The opening chapters of the book are a careful discussion of Wittgenstein's philosophy, early and late, although with the emphasis very much on the latter. The picture Goodill paints is of a Wittgenstein who belongs in the succession of great metaphysical thinkers. He is not alone in tracing such a lineage – his debt to Anscombe in this regard is acknowledged – but it may still surprise those used to thinking of Wittgenstein as an anti-metaphysical philosopher. I'll return to this point in a moment. Goodill draws out the extent to which there is a philosophy of nature in Wittgenstein's work, and the manner – often overlooked – in which the animal nature and pre-linguistic capacities of human beings are, for Wittgenstein, foundational for their forms of life and linguistic practices. These insights are then skilfully deployed to bring Wittgenstein into dialogue with moral theology in the Thomist tradition. Parallels are traced between Aquinas and Wittgenstein regarding nature, agency, and cause, and concerning the logical relationship between interior and exterior action. The appeal to Wittgenstein serves both to illuminate the treatment of Aquinas and to demonstrate how themes in Aquinas's work find an echo in contemporary philosophy.

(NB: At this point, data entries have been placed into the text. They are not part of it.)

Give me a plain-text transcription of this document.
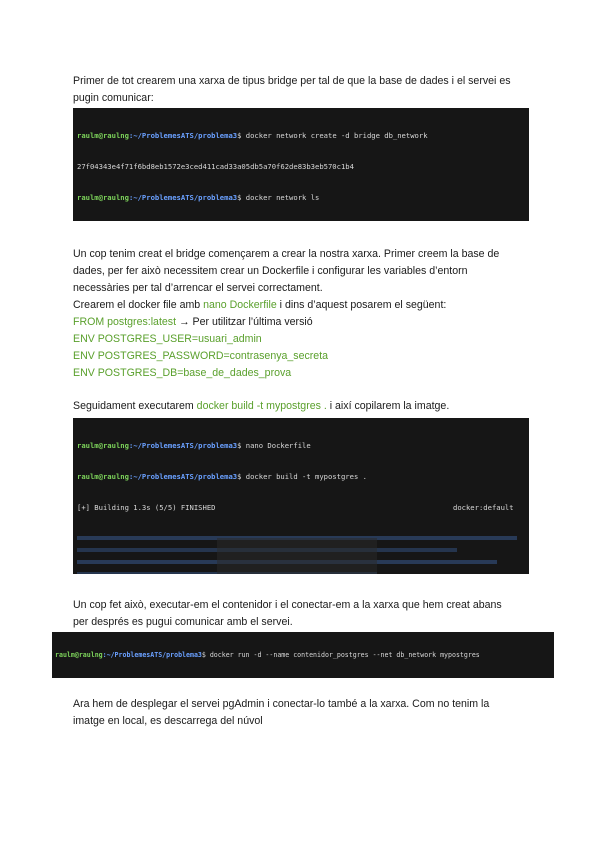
Primer de tot crearem una xarxa de tipus bridge per tal de que la base de dades i el servei es

pugin comunicar:

raulm@raulng:~/ProblemesATS/problema3$ docker network create -d bridge db_network

27f04343e4f71f6bd8eb1572e3ced411cad33a05db5a70f62de83b3eb570c1b4

raulm@raulng:~/ProblemesATS/problema3$ docker network ls

Un cop tenim creat el bridge començarem a crear la nostra xarxa. Primer creem la base de

dades, per fer això necessitem crear un Dockerfile i configurar les variables d’entorn

necessàries per tal d’arrencar el servei correctament.

Crearem el docker file amb nano Dockerfile i dins d’aquest posarem el següent:

FROM postgres:latest → Per utilitzar l’última versió

ENV POSTGRES_USER=usuari_admin

ENV POSTGRES_PASSWORD=contrasenya_secreta

ENV POSTGRES_DB=base_de_dades_prova

Seguidament executarem docker build -t mypostgres . i així copilarem la imatge.

raulm@raulng:~/ProblemesATS/problema3$ nano Dockerfile

raulm@raulng:~/ProblemesATS/problema3$ docker build -t mypostgres .

[+] Building 1.3s (5/5) FINISHED	docker:default

Un cop fet això, executar-em el contenidor i el conectar-em a la xarxa que hem creat abans

per després es pugui comunicar amb el servei.

raulm@raulng:~/ProblemesATS/problema3$ docker run -d --name contenidor_postgres --net db_network mypostgres

Ara hem de desplegar el servei pgAdmin i conectar-lo també a la xarxa. Com no tenim la

imatge en local, es descarrega del núvol
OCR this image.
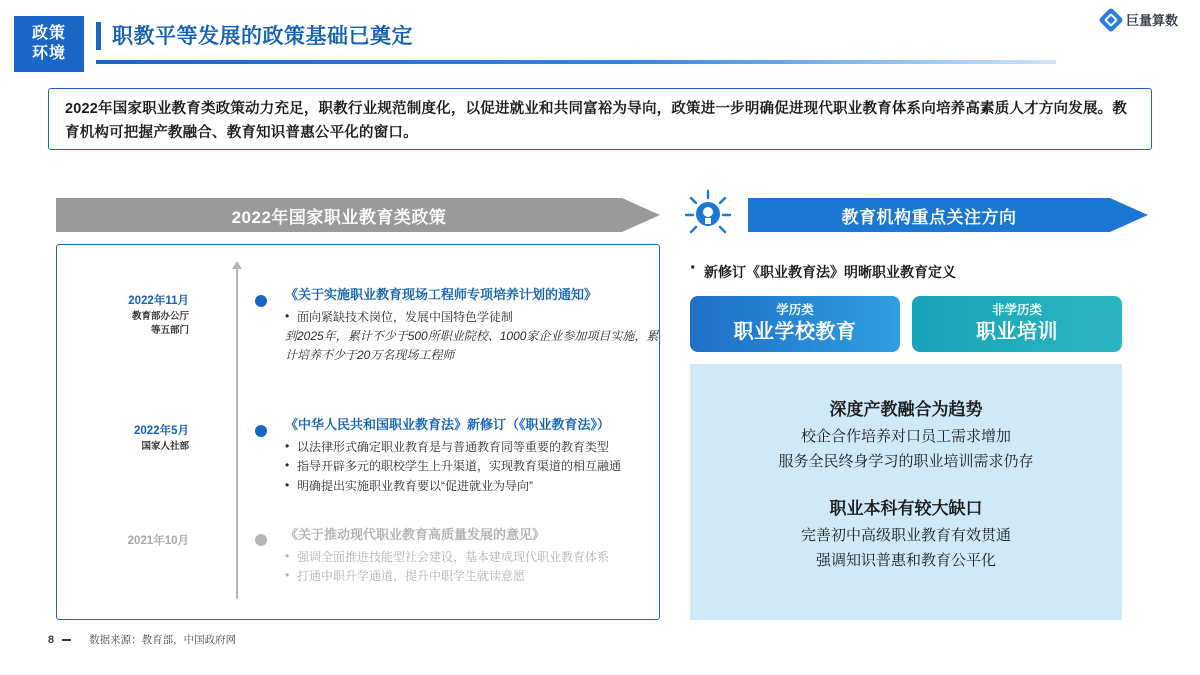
政策
环境
职教平等发展的政策基础已奠定
巨量算数
2022年国家职业教育类政策动力充足，职教行业规范制度化，以促进就业和共同富裕为导向，政策进一步明确促进现代职业教育体系向培养高素质人才方向发展。教育机构可把握产教融合、教育知识普惠公平化的窗口。
2022年国家职业教育类政策
2022年11月
教育部办公厅
等五部门
《关于实施职业教育现场工程师专项培养计划的通知》
• 面向紧缺技术岗位，发展中国特色学徒制
到2025年，累计不少于500所职业院校、1000家企业参加项目实施，累计培养不少于20万名现场工程师
2022年5月
国家人社部
《中华人民共和国职业教育法》新修订（《职业教育法》）
• 以法律形式确定职业教育是与普通教育同等重要的教育类型
• 指导开辟多元的职校学生上升渠道，实现教育渠道的相互融通
• 明确提出实施职业教育要以“促进就业为导向”
2021年10月	《关于推动现代职业教育高质量发展的意见》
• 强调全面推进技能型社会建设，基本建成现代职业教育体系
• 打通中职升学通道，提升中职学生就读意愿
教育机构重点关注方向
· 新修订《职业教育法》明晰职业教育定义
学历类
职业学校教育
非学历类
职业培训
深度产教融合为趋势
校企合作培养对口员工需求增加
服务全民终身学习的职业培训需求仍存
职业本科有较大缺口
完善初中高级职业教育有效贯通
强调知识普惠和教育公平化
8	数据来源：教育部，中国政府网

The conclusion of the book develops a theme of McCabe's, namely that human beings are narrative creatures called in Christ to share God's story. Against this backdrop a distinctively Christian account of virtue is sketched out in careful conversation with Aquinas and drawing on the lessons learned from Wittgenstein earlier in the book. This discussion on its own would be valuable reading, particularly for those interested in analytic theology, a subdiscipline which has unfairly neglected McCabe's work, which surely represents one of the most successful attempts to do theology against an analytic philosophical backdrop. Goodill persuasively shows that McCabe's own amalgam of Wittgenstein and Aquinas deserves ongoing attention, and uses it as a starting point for his own rich treatment of the nature, flourishing, and destiny of the human animal.

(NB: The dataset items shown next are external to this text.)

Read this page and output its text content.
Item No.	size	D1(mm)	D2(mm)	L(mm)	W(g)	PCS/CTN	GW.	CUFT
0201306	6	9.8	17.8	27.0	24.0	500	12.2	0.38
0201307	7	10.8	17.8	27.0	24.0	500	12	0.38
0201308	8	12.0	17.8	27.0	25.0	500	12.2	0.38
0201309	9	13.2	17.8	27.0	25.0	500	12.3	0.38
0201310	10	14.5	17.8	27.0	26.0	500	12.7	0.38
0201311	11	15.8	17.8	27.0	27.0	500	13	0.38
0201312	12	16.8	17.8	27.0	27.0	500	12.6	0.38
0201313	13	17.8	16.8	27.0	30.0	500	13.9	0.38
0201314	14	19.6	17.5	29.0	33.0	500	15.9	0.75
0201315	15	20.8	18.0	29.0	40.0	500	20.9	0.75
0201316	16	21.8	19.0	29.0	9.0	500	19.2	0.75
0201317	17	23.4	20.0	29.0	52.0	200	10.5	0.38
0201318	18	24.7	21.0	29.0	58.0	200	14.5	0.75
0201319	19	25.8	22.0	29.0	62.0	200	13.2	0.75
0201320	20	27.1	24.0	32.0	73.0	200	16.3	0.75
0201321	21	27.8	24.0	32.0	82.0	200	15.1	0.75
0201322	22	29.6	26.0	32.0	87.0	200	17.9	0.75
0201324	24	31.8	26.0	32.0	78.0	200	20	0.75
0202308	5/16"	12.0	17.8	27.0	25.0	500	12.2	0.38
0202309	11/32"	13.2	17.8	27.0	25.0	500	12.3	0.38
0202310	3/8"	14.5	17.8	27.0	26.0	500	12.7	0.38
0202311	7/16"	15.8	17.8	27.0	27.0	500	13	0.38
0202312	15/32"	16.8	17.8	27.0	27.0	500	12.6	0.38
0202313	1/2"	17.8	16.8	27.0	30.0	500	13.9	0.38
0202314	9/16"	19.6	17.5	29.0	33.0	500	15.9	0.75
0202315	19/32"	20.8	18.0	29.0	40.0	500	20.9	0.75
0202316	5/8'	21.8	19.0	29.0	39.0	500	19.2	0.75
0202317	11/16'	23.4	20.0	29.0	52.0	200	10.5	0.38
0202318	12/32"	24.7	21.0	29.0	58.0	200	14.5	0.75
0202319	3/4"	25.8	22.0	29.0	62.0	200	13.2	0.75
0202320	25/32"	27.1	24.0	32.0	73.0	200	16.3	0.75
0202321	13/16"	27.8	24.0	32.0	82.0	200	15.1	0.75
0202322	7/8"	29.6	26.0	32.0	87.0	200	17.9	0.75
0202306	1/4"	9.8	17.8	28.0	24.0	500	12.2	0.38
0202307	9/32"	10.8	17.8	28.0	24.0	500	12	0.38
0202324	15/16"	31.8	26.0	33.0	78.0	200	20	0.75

Goodill is clearly right to see Wittgenstein as in some sense a metaphysician, one engaged in the study of being, in Wittgenstein's case by means of the study of grammar. But it is equally clear that Wittgenstein regards much that would get classed as metaphysics as a temptation, the result of language ‘going on holiday’. In particular, metaphysics understood as a quasi-scientific investigation into the nature of reality beyond empirical appearances does not escape his critical censure. At points I was left wondering whether Wittgenstein the anti-metaphysician might have critical questions to ask moral theology in the Thomist tradition. Are those of us who inhabit that tradition too confident about our capacity to know the nature of things? Indeed, is there any such knowledge to be had, or are certain kinds of questions about the nature of things the product of grammatical confusion? The line of thought which follows up these questions would perhaps end up disagreeing with Goodill about some specific points, but would remain grateful to him for opening up the dialogue between Wittgenstein and moral theology.
All in all, this is a very good book and deserves to be widely read. And perhaps even more urgently, the kind of textually and historically informed conversation between philosophy and theology which it instantiates needs to become more commonplace.